Eine Dreiviertelstunde ist nun bis zur nächsten Überfahrt zu überbrücken. Da Locarno, zumindest was ich erkennen kann, kaum attraktiv ist für eine Besichtigung, gebe ich meinen Gelüsten nach und steuere in den McDonald's am Bahnhof. Burger und Pommes, dazu eine Cola, Fast Food vom Feinsten, aber mindestens genauso lecker wie der Döner gestern. Außerdem habe ich die Hoffnung auf das kostenlose McDonald's- WLAN, das ich überall zwischen Amerika und Neuseeland zu schätzen wusste. In der Schweiz ist aber alles anders: Free-WIFI ist gekoppelt an ein Passwort, das man per SMS zugestellt bekommt. Der Roaming- Kosten sensible Nutzer wittert bei so etwas natürlich eine Kostenfalle, da man sich ja dafür in ein Schweizer Netz einwählen muss. Also warte ich mit dem Internet lieber, bis ich wieder in Italien bin.
Auf dem Boot, das von einer italienischen Firma betrieben wird, erinnert man sich an mich; der Fahrkartenverkäufer meint auf Deutsch: "Ihre Fahrkarte ist bestimmt noch gültig" und nimmt mich dann ohne weitere Diskussion einfach mit. Don't pay the Ferryman... 
Zurück in Magadino habe ich dreifach Glück: Der Bahnhof liegt nicht allzu weit entfernt, was den Fußmarsch in der Hitze kurz hält; der nächste Zug, der den ganzen See abfährt, kommt schon in einer halben Stunde; und vor dem Bahnhofsgebäude ist ein Brunnen mit kühlem Trinkwasser.
Der Zug, ein moderner Triebwagen, ist selbstredend pünktlich. Nach kurzer Zeit schlendert eine Doppelstreife der Guardia di Finanza durch den Gang, sicheres Zeichen, dass ich wieder in Italien bin.
Ich fahre bis Laveno, denn hier fährt eine Autofähre über den See bis nach Intra, das unweit von Verbania liegt; dort hat mir Houston Mission Control ein Hotelzimmer gebucht.
Auch auf der im Vergleich zum Magadino- Boot deutlich größeren Autofähre macht die Überfahrt Spaß, und die Hitze ist dank des kühlen Windes auf dem See erträglich.
Nach dem Anlegen auf der nördlichen Seeseite steht mir jedoch die schwerste Aufgabe des Tages noch bevor: Der einstündige Fußmarsch durch die hitzeflirrende Doppelstadt Intra/ Verbania geht an die Substanz.
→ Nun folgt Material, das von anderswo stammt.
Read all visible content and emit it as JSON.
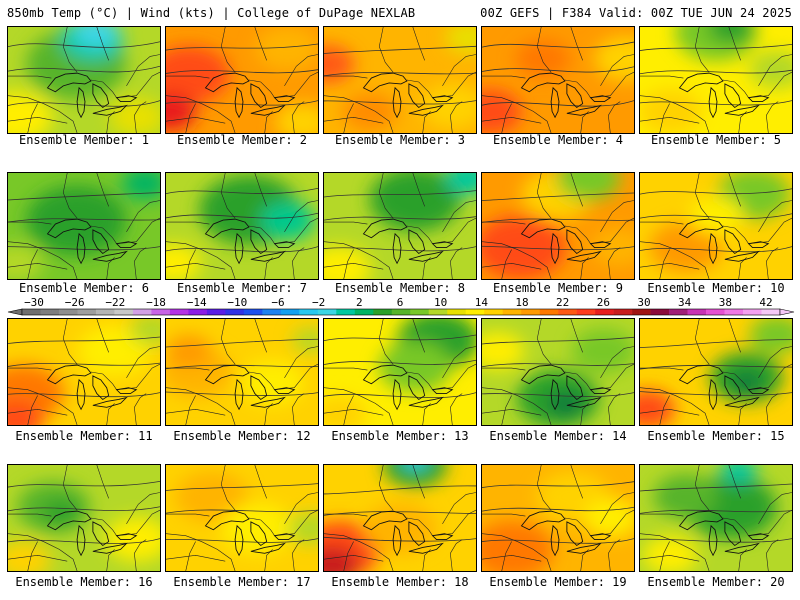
{
  "header": {
    "left": "850mb Temp (°C) | Wind (kts) | College of DuPage NEXLAB",
    "right": "00Z GEFS | F384 Valid: 00Z TUE JUN 24 2025"
  },
  "panels": [
    {
      "label": "Ensemble Member: 1",
      "base": "#b4d828",
      "blobs": [
        [
          "#56b42a",
          0.45,
          0.35,
          0.55
        ],
        [
          "#00c8a0",
          0.55,
          0.12,
          0.35
        ],
        [
          "#3cd6e6",
          0.58,
          0.05,
          0.25
        ],
        [
          "#ffee00",
          0.05,
          0.85,
          0.4
        ],
        [
          "#e8e000",
          0.85,
          0.85,
          0.3
        ]
      ]
    },
    {
      "label": "Ensemble Member: 2",
      "base": "#ff9a00",
      "blobs": [
        [
          "#ff4c18",
          0.15,
          0.45,
          0.45
        ],
        [
          "#e81e1e",
          0.02,
          0.8,
          0.3
        ],
        [
          "#ffb400",
          0.8,
          0.2,
          0.35
        ],
        [
          "#ffd200",
          0.9,
          0.9,
          0.3
        ]
      ]
    },
    {
      "label": "Ensemble Member: 3",
      "base": "#ffb400",
      "blobs": [
        [
          "#ff5a14",
          0.02,
          0.35,
          0.3
        ],
        [
          "#ffd200",
          0.85,
          0.75,
          0.35
        ],
        [
          "#e8e000",
          0.95,
          0.1,
          0.25
        ],
        [
          "#ff8c00",
          0.3,
          0.8,
          0.3
        ]
      ]
    },
    {
      "label": "Ensemble Member: 4",
      "base": "#ff9a00",
      "blobs": [
        [
          "#ff4c18",
          0.05,
          0.8,
          0.35
        ],
        [
          "#ffd200",
          0.95,
          0.3,
          0.35
        ],
        [
          "#ff7800",
          0.4,
          0.3,
          0.3
        ]
      ]
    },
    {
      "label": "Ensemble Member: 5",
      "base": "#ffee00",
      "blobs": [
        [
          "#78c828",
          0.5,
          0.05,
          0.45
        ],
        [
          "#2aa02a",
          0.6,
          0.0,
          0.25
        ],
        [
          "#ffd200",
          0.2,
          0.8,
          0.35
        ],
        [
          "#b4d828",
          0.9,
          0.4,
          0.3
        ]
      ]
    },
    {
      "label": "Ensemble Member: 6",
      "base": "#78c828",
      "blobs": [
        [
          "#2aa02a",
          0.45,
          0.45,
          0.55
        ],
        [
          "#00b464",
          0.9,
          0.1,
          0.25
        ],
        [
          "#b4d828",
          0.05,
          0.85,
          0.3
        ]
      ]
    },
    {
      "label": "Ensemble Member: 7",
      "base": "#b4d828",
      "blobs": [
        [
          "#2aa02a",
          0.55,
          0.35,
          0.55
        ],
        [
          "#00c88c",
          0.8,
          0.45,
          0.3
        ],
        [
          "#ffee00",
          0.05,
          0.85,
          0.3
        ]
      ]
    },
    {
      "label": "Ensemble Member: 8",
      "base": "#b4d828",
      "blobs": [
        [
          "#2aa02a",
          0.6,
          0.25,
          0.5
        ],
        [
          "#00c8a0",
          0.95,
          0.05,
          0.25
        ],
        [
          "#ffee00",
          0.1,
          0.9,
          0.35
        ]
      ]
    },
    {
      "label": "Ensemble Member: 9",
      "base": "#ff9a00",
      "blobs": [
        [
          "#ff4c18",
          0.25,
          0.7,
          0.5
        ],
        [
          "#ffd200",
          0.5,
          0.2,
          0.4
        ],
        [
          "#78c828",
          0.7,
          0.05,
          0.35
        ],
        [
          "#ffb400",
          0.9,
          0.7,
          0.3
        ]
      ]
    },
    {
      "label": "Ensemble Member: 10",
      "base": "#ffd200",
      "blobs": [
        [
          "#78c828",
          0.75,
          0.2,
          0.4
        ],
        [
          "#ff9a00",
          0.3,
          0.7,
          0.4
        ],
        [
          "#ffee00",
          0.5,
          0.4,
          0.3
        ]
      ]
    },
    {
      "label": "Ensemble Member: 11",
      "base": "#ffd200",
      "blobs": [
        [
          "#ff7800",
          0.1,
          0.7,
          0.45
        ],
        [
          "#ff4c18",
          0.05,
          0.95,
          0.3
        ],
        [
          "#ffee00",
          0.7,
          0.3,
          0.4
        ],
        [
          "#b4d828",
          0.95,
          0.1,
          0.25
        ]
      ]
    },
    {
      "label": "Ensemble Member: 12",
      "base": "#ffd200",
      "blobs": [
        [
          "#ffb400",
          0.2,
          0.5,
          0.4
        ],
        [
          "#ff9a00",
          0.15,
          0.3,
          0.25
        ],
        [
          "#ffee00",
          0.7,
          0.6,
          0.35
        ],
        [
          "#b4d828",
          0.95,
          0.2,
          0.2
        ]
      ]
    },
    {
      "label": "Ensemble Member: 13",
      "base": "#ffee00",
      "blobs": [
        [
          "#2aa02a",
          0.75,
          0.2,
          0.45
        ],
        [
          "#78c828",
          0.6,
          0.45,
          0.4
        ],
        [
          "#ffd200",
          0.1,
          0.9,
          0.3
        ]
      ]
    },
    {
      "label": "Ensemble Member: 14",
      "base": "#b4d828",
      "blobs": [
        [
          "#2aa02a",
          0.5,
          0.75,
          0.45
        ],
        [
          "#0a7a3a",
          0.55,
          0.8,
          0.2
        ],
        [
          "#78c828",
          0.8,
          0.3,
          0.35
        ],
        [
          "#ffee00",
          0.1,
          0.3,
          0.3
        ]
      ]
    },
    {
      "label": "Ensemble Member: 15",
      "base": "#ffd200",
      "blobs": [
        [
          "#2aa02a",
          0.7,
          0.55,
          0.4
        ],
        [
          "#0a7a3a",
          0.7,
          0.6,
          0.18
        ],
        [
          "#ff4c18",
          0.05,
          0.85,
          0.3
        ],
        [
          "#78c828",
          0.9,
          0.15,
          0.3
        ]
      ]
    },
    {
      "label": "Ensemble Member: 16",
      "base": "#b4d828",
      "blobs": [
        [
          "#56b42a",
          0.3,
          0.4,
          0.4
        ],
        [
          "#2aa02a",
          0.35,
          0.45,
          0.2
        ],
        [
          "#ffee00",
          0.85,
          0.7,
          0.35
        ],
        [
          "#ffd200",
          0.1,
          0.9,
          0.3
        ]
      ]
    },
    {
      "label": "Ensemble Member: 17",
      "base": "#ffd200",
      "blobs": [
        [
          "#ffb400",
          0.3,
          0.3,
          0.4
        ],
        [
          "#ffee00",
          0.6,
          0.6,
          0.4
        ],
        [
          "#b4d828",
          0.95,
          0.6,
          0.25
        ]
      ]
    },
    {
      "label": "Ensemble Member: 18",
      "base": "#ffd200",
      "blobs": [
        [
          "#ff4c18",
          0.1,
          0.8,
          0.45
        ],
        [
          "#c81e1e",
          0.05,
          0.95,
          0.3
        ],
        [
          "#ffb400",
          0.5,
          0.6,
          0.4
        ],
        [
          "#2aa02a",
          0.6,
          0.0,
          0.35
        ],
        [
          "#3cd6e6",
          0.6,
          -0.05,
          0.15
        ]
      ]
    },
    {
      "label": "Ensemble Member: 19",
      "base": "#ffb400",
      "blobs": [
        [
          "#ff7800",
          0.2,
          0.8,
          0.45
        ],
        [
          "#ffd200",
          0.6,
          0.3,
          0.4
        ],
        [
          "#ffee00",
          0.85,
          0.5,
          0.3
        ]
      ]
    },
    {
      "label": "Ensemble Member: 20",
      "base": "#b4d828",
      "blobs": [
        [
          "#2aa02a",
          0.6,
          0.4,
          0.5
        ],
        [
          "#56b42a",
          0.3,
          0.3,
          0.35
        ],
        [
          "#ffee00",
          0.2,
          0.85,
          0.3
        ],
        [
          "#00c8a0",
          0.65,
          0.05,
          0.2
        ]
      ]
    }
  ],
  "scale": {
    "labels": [
      "-30",
      "-26",
      "-22",
      "-18",
      "-14",
      "-10",
      "-6",
      "-2",
      "2",
      "6",
      "10",
      "14",
      "18",
      "22",
      "26",
      "30",
      "34",
      "38",
      "42"
    ],
    "colors": [
      "#6e6e6e",
      "#7e7e7e",
      "#8e8e8e",
      "#9e9e9e",
      "#b4b4b4",
      "#c8c8c8",
      "#d2a0e6",
      "#c864e6",
      "#b432e6",
      "#8c1ee6",
      "#5a1ee6",
      "#3232e6",
      "#1e50f0",
      "#1e82f0",
      "#14a0f0",
      "#28c8f0",
      "#3cd6e6",
      "#00c8a0",
      "#00b464",
      "#2aa02a",
      "#56b42a",
      "#78c828",
      "#b4d828",
      "#e8e000",
      "#ffee00",
      "#ffd200",
      "#ffb400",
      "#ff9a00",
      "#ff7800",
      "#ff5a14",
      "#ff3c1e",
      "#e81e1e",
      "#c81e1e",
      "#a01414",
      "#8c0a3c",
      "#a01e78",
      "#c832b4",
      "#e650d2",
      "#f078e6",
      "#f5a0f0",
      "#f5c8f5"
    ]
  }
}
Schließlich ignoriere ich die Richtungsangaben von Google Maps und wähle die Straßen nach der Schattenwahrscheinlichkeit aus. Das dauert länger, macht es aber erträglich.
Mein Hotel Albergo Pesce Doro liegt wieder direkt am Seeufer und ist von außen wie innen eine gute Wahl. Mein Zimmer hat natürlich erneut keinen Seeblick, aber länger als die Zeit fürs Duschen, Wäschewaschen und Schlafen bin ich sowieso nicht hier.
Für das Abendessen orientiere ich mich wieder an den Restaurant- Kritiken von Google und lande im Open Air- Bereich einer guten Pizzeria mit Blick auf den See. Nachdem es gestern nichts zu essen gab entscheide ich mich heute wieder für den Doppelschlag Pasta und Pizza. 
Aus der Bar direkt nebenan schallt geniale Musik herüber; ein DJ legt Hits der 70er und 80er auf, nonstop alles zwischen Saturday Night Fever, Sade, ABBA, Chris Rea und Pointer Sisters. Da bleibe ich gerne noch auf eine zusätzliche Weißbierlänge sitzen, lasse den Fuß im Takt wippen und genieße einen tollen Abend.
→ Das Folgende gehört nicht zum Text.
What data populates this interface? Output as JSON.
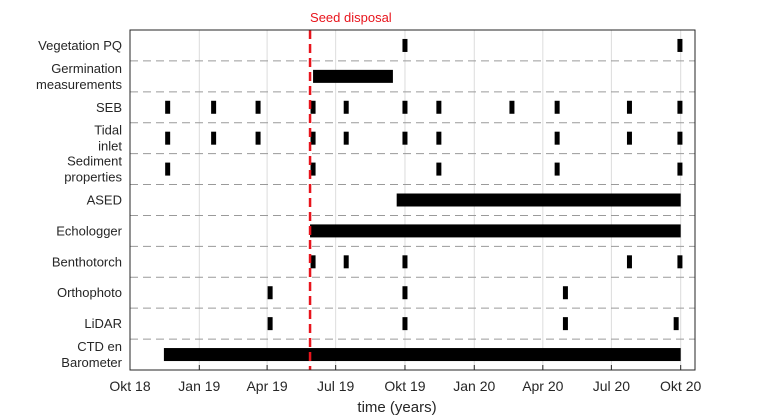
{
  "chart_data": {
    "type": "gantt",
    "xlabel": "time (years)",
    "xticks": [
      "Okt 18",
      "Jan 19",
      "Apr 19",
      "Jul 19",
      "Okt 19",
      "Jan 20",
      "Apr 20",
      "Jul 20",
      "Okt 20"
    ],
    "xlim": [
      "2018-10-01",
      "2020-10-20"
    ],
    "grid": true,
    "annotation": {
      "label": "Seed disposal",
      "date": "2019-05-28",
      "color": "#e8141c"
    },
    "bar_color": "#000000",
    "rows": [
      {
        "label": [
          "Vegetation PQ"
        ],
        "events": [
          "2019-10-01",
          "2020-09-30"
        ],
        "periods": []
      },
      {
        "label": [
          "Germination",
          "measurements"
        ],
        "events": [],
        "periods": [
          [
            "2019-06-01",
            "2019-09-15"
          ]
        ]
      },
      {
        "label": [
          "SEB"
        ],
        "events": [
          "2018-11-20",
          "2019-01-20",
          "2019-03-20",
          "2019-06-01",
          "2019-07-15",
          "2019-10-01",
          "2019-11-15",
          "2020-02-20",
          "2020-04-20",
          "2020-07-25",
          "2020-09-30"
        ],
        "periods": []
      },
      {
        "label": [
          "Tidal",
          "inlet"
        ],
        "events": [
          "2018-11-20",
          "2019-01-20",
          "2019-03-20",
          "2019-06-01",
          "2019-07-15",
          "2019-10-01",
          "2019-11-15",
          "2020-04-20",
          "2020-07-25",
          "2020-09-30"
        ],
        "periods": []
      },
      {
        "label": [
          "Sediment",
          "properties"
        ],
        "events": [
          "2018-11-20",
          "2019-06-01",
          "2019-11-15",
          "2020-04-20",
          "2020-09-30"
        ],
        "periods": []
      },
      {
        "label": [
          "ASED"
        ],
        "events": [],
        "periods": [
          [
            "2019-09-20",
            "2020-10-01"
          ]
        ]
      },
      {
        "label": [
          "Echologger"
        ],
        "events": [],
        "periods": [
          [
            "2019-05-28",
            "2020-10-01"
          ]
        ]
      },
      {
        "label": [
          "Benthotorch"
        ],
        "events": [
          "2019-06-01",
          "2019-07-15",
          "2019-10-01",
          "2020-07-25",
          "2020-09-30"
        ],
        "periods": []
      },
      {
        "label": [
          "Orthophoto"
        ],
        "events": [
          "2019-04-05",
          "2019-10-01",
          "2020-05-01"
        ],
        "periods": []
      },
      {
        "label": [
          "LiDAR"
        ],
        "events": [
          "2019-04-05",
          "2019-10-01",
          "2020-05-01",
          "2020-09-25"
        ],
        "periods": []
      },
      {
        "label": [
          "CTD en",
          "Barometer"
        ],
        "events": [],
        "periods": [
          [
            "2018-11-15",
            "2020-10-01"
          ]
        ]
      }
    ]
  }
}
Glück des Tages: Musik aus meiner Jugend mit Blick auf den nächtlichen Lago Maggiore.

Gelaufen: 13,2 Kilometer 
Bergauf: 62 Hm  
Bergab:  89 Hm   
Höchster Punkt: Campingplatz La Serta (222m) 
Übergänge: Lago Maggiore 
Gipfel: keine 

Ausrüstung

" Ihm gehörten die Dinge in seinen Taschen, die Kleidung, die er trug, und die Schuhe an seinen Füßen. Das war alles, und es genügte. ...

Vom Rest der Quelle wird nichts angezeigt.